Tuesday, 26 February 2008

The Deathly Hallows

I finished reading the final Harry Potter novel last week (possibly the last person with any interest in the series to read it). As I've got a Flexi Day off work today, I thought I'd share my opinions. In case anyone reading this still plans to read the book, I'll try to avoid giving any "spoilers".

I thought the book was good value, and an appropriate end to the series. I've now read them all, of course, and enjoyed every one with the possible exception of number 5 (The Order of the Phoenix). Books 1 to 4 were all great fun although - as many viewers have pointed out - the darker side got more prominent as Harry grew a little older. Phoenix may have coincided with the peak of J K's wealth, or a feeling of security, complacency or whatever - or it may have just been that her publishers got so overawed by her success that they didn't dare prune 30% off the book's length. The consensus (with which I agree) seems to be that drastic editing was what was needed.

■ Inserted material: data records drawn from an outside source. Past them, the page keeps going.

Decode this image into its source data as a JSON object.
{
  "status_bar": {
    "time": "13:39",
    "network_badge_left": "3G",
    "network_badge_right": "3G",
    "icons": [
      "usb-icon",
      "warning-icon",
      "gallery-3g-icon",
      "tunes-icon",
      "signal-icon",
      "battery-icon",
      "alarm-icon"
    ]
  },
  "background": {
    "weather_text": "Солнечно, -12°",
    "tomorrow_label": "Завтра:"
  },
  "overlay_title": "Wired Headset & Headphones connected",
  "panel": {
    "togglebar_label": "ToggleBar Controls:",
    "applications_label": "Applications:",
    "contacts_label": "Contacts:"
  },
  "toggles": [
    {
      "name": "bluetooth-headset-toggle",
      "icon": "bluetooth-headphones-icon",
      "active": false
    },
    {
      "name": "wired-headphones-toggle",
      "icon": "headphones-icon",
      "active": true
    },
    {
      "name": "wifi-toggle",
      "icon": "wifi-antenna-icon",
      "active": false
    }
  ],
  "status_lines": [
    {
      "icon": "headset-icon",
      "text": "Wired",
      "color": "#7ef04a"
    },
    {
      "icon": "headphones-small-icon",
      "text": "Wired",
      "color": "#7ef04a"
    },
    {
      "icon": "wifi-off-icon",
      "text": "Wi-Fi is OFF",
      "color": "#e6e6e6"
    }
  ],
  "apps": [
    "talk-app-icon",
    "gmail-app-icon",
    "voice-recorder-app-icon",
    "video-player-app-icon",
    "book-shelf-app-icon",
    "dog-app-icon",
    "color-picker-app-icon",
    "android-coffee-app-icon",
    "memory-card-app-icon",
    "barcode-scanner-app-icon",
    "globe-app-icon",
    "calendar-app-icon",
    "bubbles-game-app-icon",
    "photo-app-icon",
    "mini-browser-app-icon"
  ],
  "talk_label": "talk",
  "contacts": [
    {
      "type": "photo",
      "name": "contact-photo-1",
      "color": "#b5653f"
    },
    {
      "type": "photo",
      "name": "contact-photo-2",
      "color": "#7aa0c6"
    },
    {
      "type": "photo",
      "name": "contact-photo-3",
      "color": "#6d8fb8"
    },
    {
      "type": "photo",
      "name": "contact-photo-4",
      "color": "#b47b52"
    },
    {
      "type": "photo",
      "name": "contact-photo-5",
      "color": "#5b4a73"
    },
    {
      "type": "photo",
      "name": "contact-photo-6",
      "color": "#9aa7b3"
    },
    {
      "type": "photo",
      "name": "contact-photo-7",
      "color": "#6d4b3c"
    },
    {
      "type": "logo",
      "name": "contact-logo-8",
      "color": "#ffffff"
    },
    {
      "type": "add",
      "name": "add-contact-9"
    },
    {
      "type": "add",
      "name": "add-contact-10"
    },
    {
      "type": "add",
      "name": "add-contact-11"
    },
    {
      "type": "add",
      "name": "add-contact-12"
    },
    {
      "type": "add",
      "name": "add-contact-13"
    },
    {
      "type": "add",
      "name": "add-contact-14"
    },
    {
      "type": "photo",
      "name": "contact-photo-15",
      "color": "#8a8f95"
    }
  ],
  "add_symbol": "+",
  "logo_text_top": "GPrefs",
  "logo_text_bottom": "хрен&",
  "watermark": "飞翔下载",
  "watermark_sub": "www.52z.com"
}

Anyway, she seemed to be back on form with number 6 (The half-blood prince), which had some interesting twists and turns and was quite effective in "killing off" a major character.

Unlike some others, I didn't find that Deathly hallows "sagged in the middle". I found the interaction between the characters genuinely moving at times, and having an occasional minor character die at various points brought it home that, as this was the final book, all the characters were dispensable. Towards the end, there are some surprises around the motivation of a couple of characters, which at times struck me as unnecessarily convoluted and made me suspect that Ms Rowling has read too many Agatha Christies!

If the climax didn't work 100% for me, this is probably because the author was hampered by having to make things very literal at times, to avoid readers (particularly children) complaining that they didn't understand what happened. So, while saying "So and so was dead" falls a little flat in terms of prose, it was probably necessary. Again, without giving away the plot, let's just say that the series is brought to a fairly definite conclusion.

Overall, I would have to recommend the Harry Potter series to anyone who loves books - not just children and young people. While the books don't have the philosophical depths of (say) Philip Pullman, they're just as readable and almost as entertaining.